11. A control system which is used with a plasma treatment tool including:

a first electrode; and

a second electrode which forms a pair to generate plasma by using supplied high- frequency energy, and is arranged around the first electrode, the control system including:

a setting section which sets, to a predetermined ratio, a supply amount of the conductive liquid solution which is supplied from a supplying section to immerse both the first and second electrodes from the second electrode toward the first electrode and a suction amount of the conductive liquid solution sucked by irrigating the first and second electrodes;

a detecting section which detects a supply amount of the conductive liquid solution supplied from the supplying section and a suction amount of the conductive liquid solution sucked into the sucking section; and

a control section which controls the supply amount and the suction amount to the ratio set by the setting section on the basis of the supply amount and the suction amount detected by the detecting section.

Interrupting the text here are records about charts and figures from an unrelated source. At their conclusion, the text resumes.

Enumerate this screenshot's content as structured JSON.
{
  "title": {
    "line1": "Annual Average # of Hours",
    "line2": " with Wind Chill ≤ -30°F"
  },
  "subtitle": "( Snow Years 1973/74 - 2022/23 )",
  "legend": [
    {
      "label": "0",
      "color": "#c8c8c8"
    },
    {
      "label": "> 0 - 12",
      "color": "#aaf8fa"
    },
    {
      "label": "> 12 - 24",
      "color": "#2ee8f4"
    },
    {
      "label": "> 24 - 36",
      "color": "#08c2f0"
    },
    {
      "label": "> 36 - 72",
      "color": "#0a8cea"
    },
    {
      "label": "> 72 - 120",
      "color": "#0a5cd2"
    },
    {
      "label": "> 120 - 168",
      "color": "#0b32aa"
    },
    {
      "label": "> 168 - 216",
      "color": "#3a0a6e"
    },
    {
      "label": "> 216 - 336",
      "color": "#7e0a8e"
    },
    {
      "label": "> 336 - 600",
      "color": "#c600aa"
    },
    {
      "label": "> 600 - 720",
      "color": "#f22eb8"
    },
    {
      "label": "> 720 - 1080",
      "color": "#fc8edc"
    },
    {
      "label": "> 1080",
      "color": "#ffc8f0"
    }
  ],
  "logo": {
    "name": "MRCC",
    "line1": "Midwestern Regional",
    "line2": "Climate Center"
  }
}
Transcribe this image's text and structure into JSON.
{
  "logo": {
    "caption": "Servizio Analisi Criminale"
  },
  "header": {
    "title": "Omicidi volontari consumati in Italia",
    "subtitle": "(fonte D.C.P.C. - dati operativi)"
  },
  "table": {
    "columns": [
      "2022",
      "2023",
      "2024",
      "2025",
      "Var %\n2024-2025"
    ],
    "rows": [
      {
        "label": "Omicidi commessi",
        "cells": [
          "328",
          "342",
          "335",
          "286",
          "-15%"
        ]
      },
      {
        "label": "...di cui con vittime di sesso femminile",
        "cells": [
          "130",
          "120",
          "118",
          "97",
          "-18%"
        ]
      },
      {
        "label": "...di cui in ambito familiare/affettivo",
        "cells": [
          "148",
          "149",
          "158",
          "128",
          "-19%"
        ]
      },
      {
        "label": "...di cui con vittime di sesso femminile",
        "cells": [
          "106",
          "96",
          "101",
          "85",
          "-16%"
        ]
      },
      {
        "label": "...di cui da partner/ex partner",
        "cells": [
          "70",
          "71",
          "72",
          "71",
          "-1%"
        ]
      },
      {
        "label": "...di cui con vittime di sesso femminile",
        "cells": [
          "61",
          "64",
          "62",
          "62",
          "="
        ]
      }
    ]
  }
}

According to the present invention, it is possible to provide the plasma treatment system including the supply/suction unit which supplies and sucks a minimal required conductive liquid solution to and from the treatment tool which generates plasma in the conductive liquid solution to give a treatment to a body tissue.

Additional advantages and modifications will readily occur to those skilled in the art. Therefore, the invention in its broader aspects is not limited to the specific details and representative embodiments shown and described herein. Accordingly, various modifications may be made without departing from the spirit or scope of the general inventive concept as defined by the appended claims and their equivalents.